Yoshiiku (Mike) Miyata, the Managing Director of Panasonic Marketing Europe, greeted European journalists at a special Panasonic Conference held at the IFA Press Day, a day before the official IFA 2006 opens. While the general conference focused on Panasonic's Plasma TV plans for the future of displays, Panasonic did not forget to also touch on its LCD TV strategy moving forward.
In what was a unique press conference presented by key executives from Panasonic Europe, journalists were grouped into cliques of seven or eight around several Panasonic's new VIERA TX-32LX600 LCD TVs (shown only to European journalists, but we were fortunate to be there) to witness what would be a product-by-product feature demo. The conference was fed live to each of the LCD TVs in front of the cliques to demonstrate key features like the TV's 178-degrees viewing angle and IPS Alpha Panel technology.
A joint-development among Matsushita (Panasonic), Hitachi and Toshiba, IPS Alpha Panel (In-Plane-Switching) is a type of liquid crystal panel in which liquid crystal molecules are arranged parallel to the panel surface. This allows Panasonic's latest LCD TVs like the 32LX600 to achieve a 178-degree viewing angle both vertically and horizontally, without detrimental sacrifices made to image saturation.
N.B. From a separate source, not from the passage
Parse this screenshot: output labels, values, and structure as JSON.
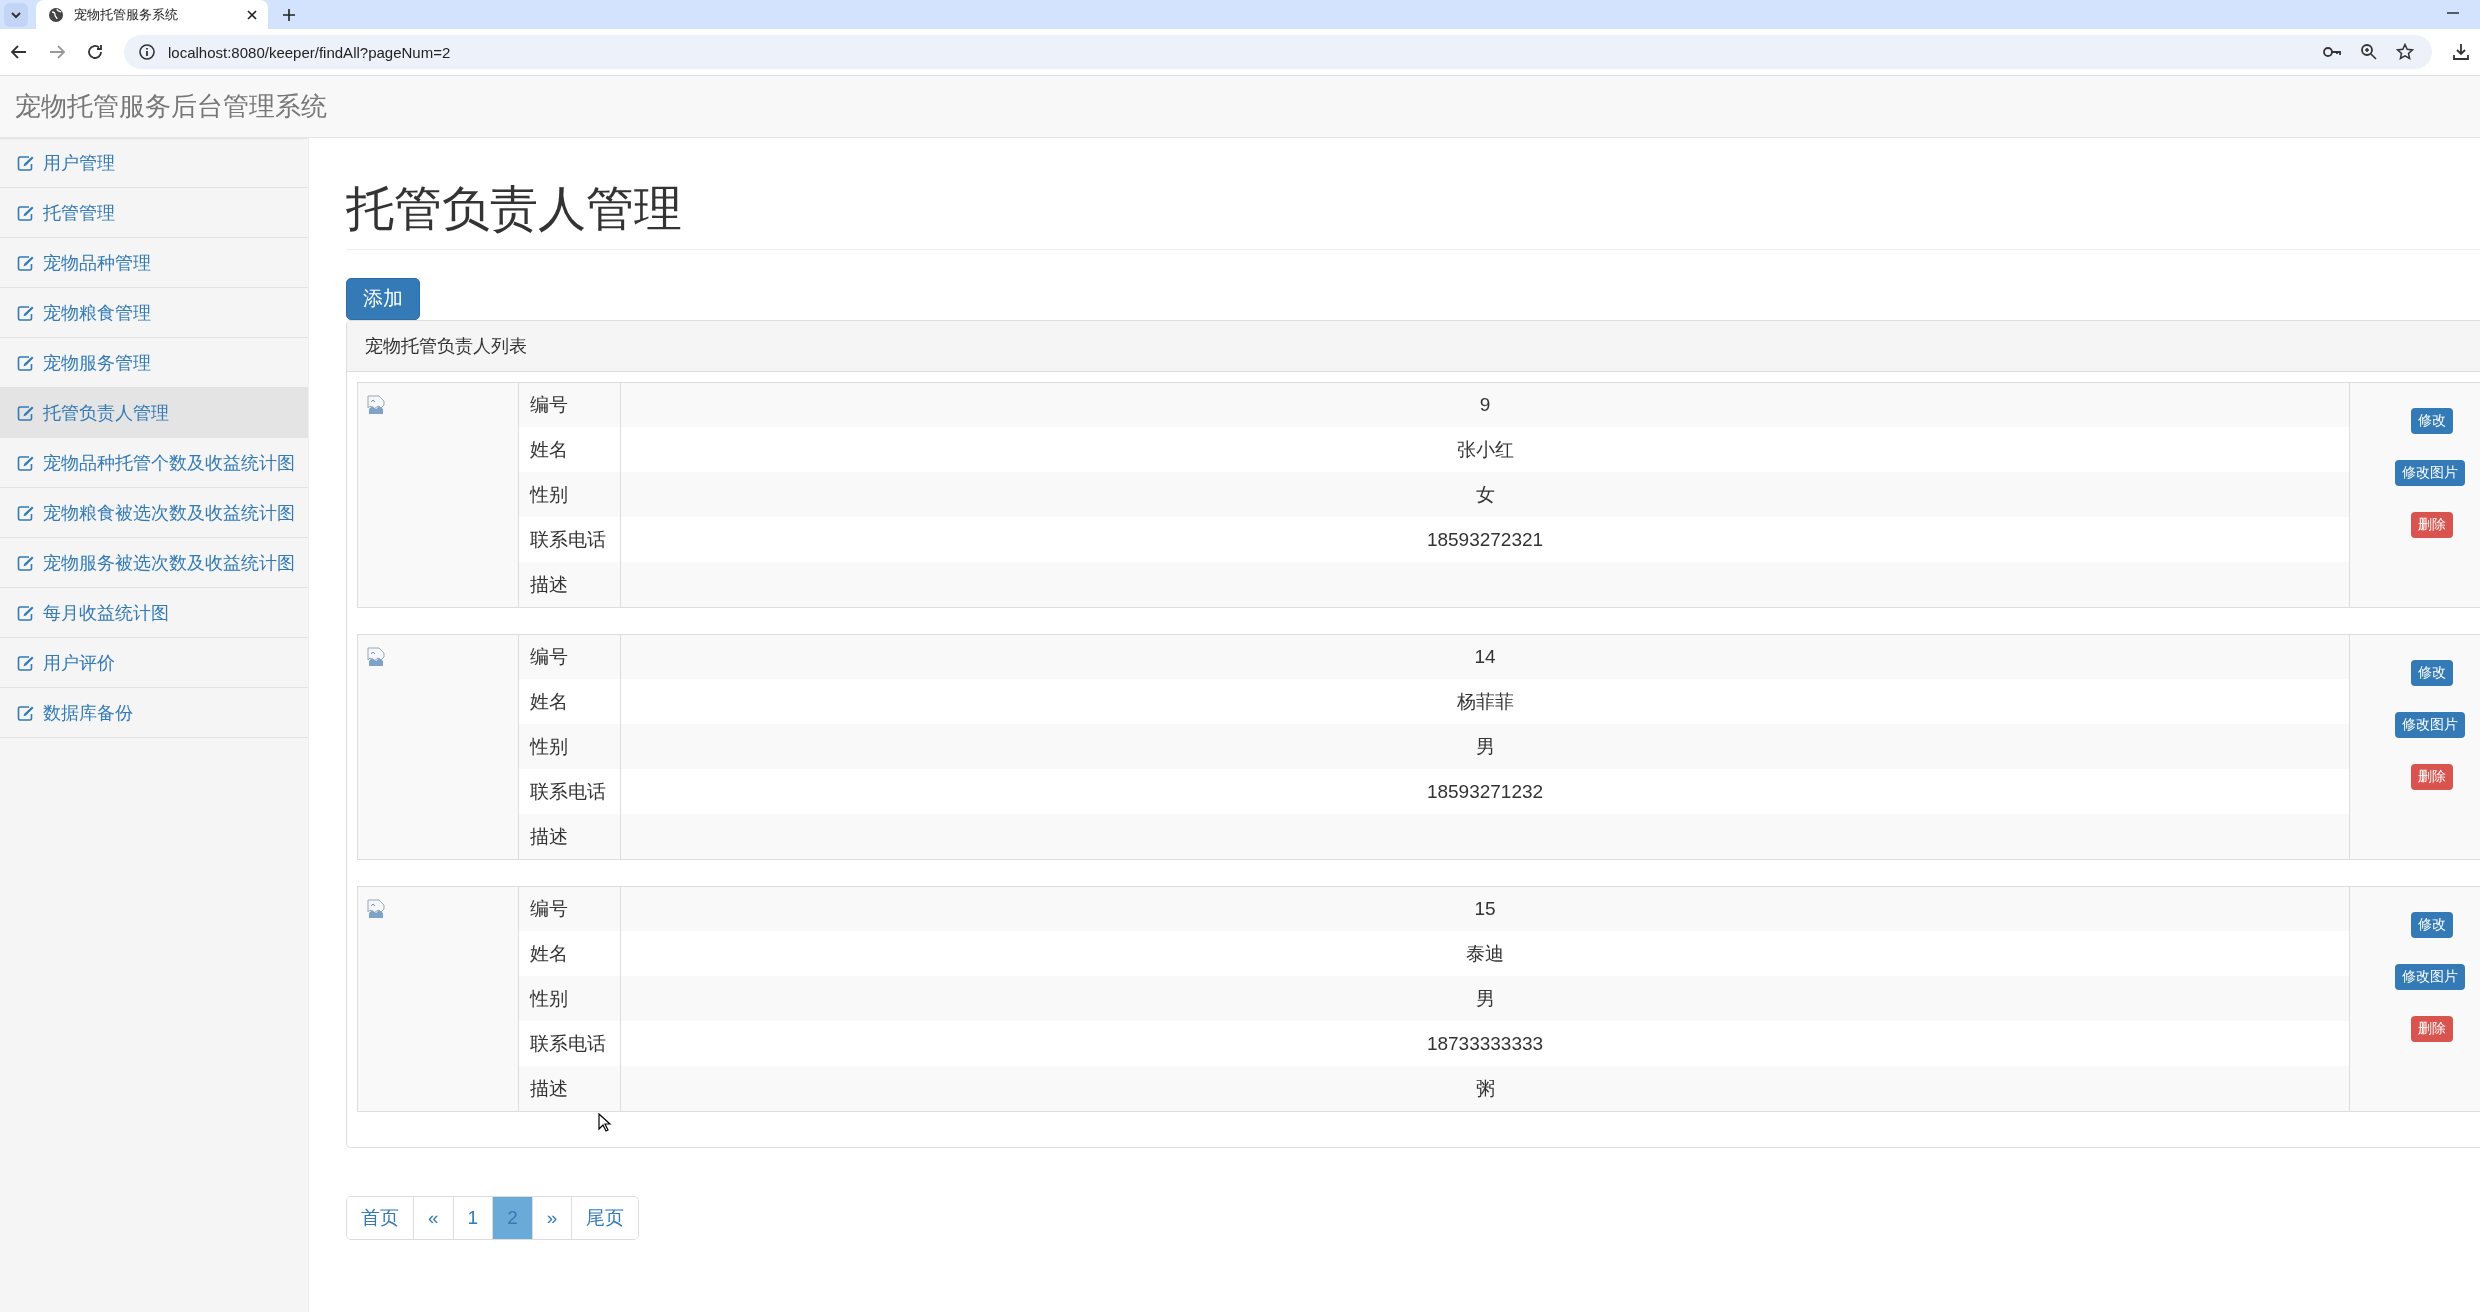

The objective is to make it ideal for a living room filled with family members or friends where everyone can enjoy the same quality viewing wherever they sit in the room. While the TX-32LX600 only has a HD panel resolution of 1366 x 768, Panasonic also demonstrated its full HD 1080p plasma TVs in the TH-65PX/PV600 and 103-inch Plasma, both of which we've seen in previous CE tradeshows.
Besides its exceptional wide viewing angle, the 32LX600 also incorporates V-REAL technology that results in deep, vibrant and highly expressive images. Other convenient features touted include the HDAVI Control function that aims to remove cable-clutter and allow users to turn on the power for his or her entire home cinema with a single remote control button and a HDMI connection between say a VIERA LCD TV, Panasonic DIGA recorder and the AV Receiver SA-XR700.
Panasonic also announced its first Blu-ray Disc Player (DMP-BD10), which comes equipped with HDAVI Control and P4HD processing (Pixel Precision Progressive Processing for HD). What the latter does is that it processes more than 15 billion pixels per second to give images with exceptional resolution.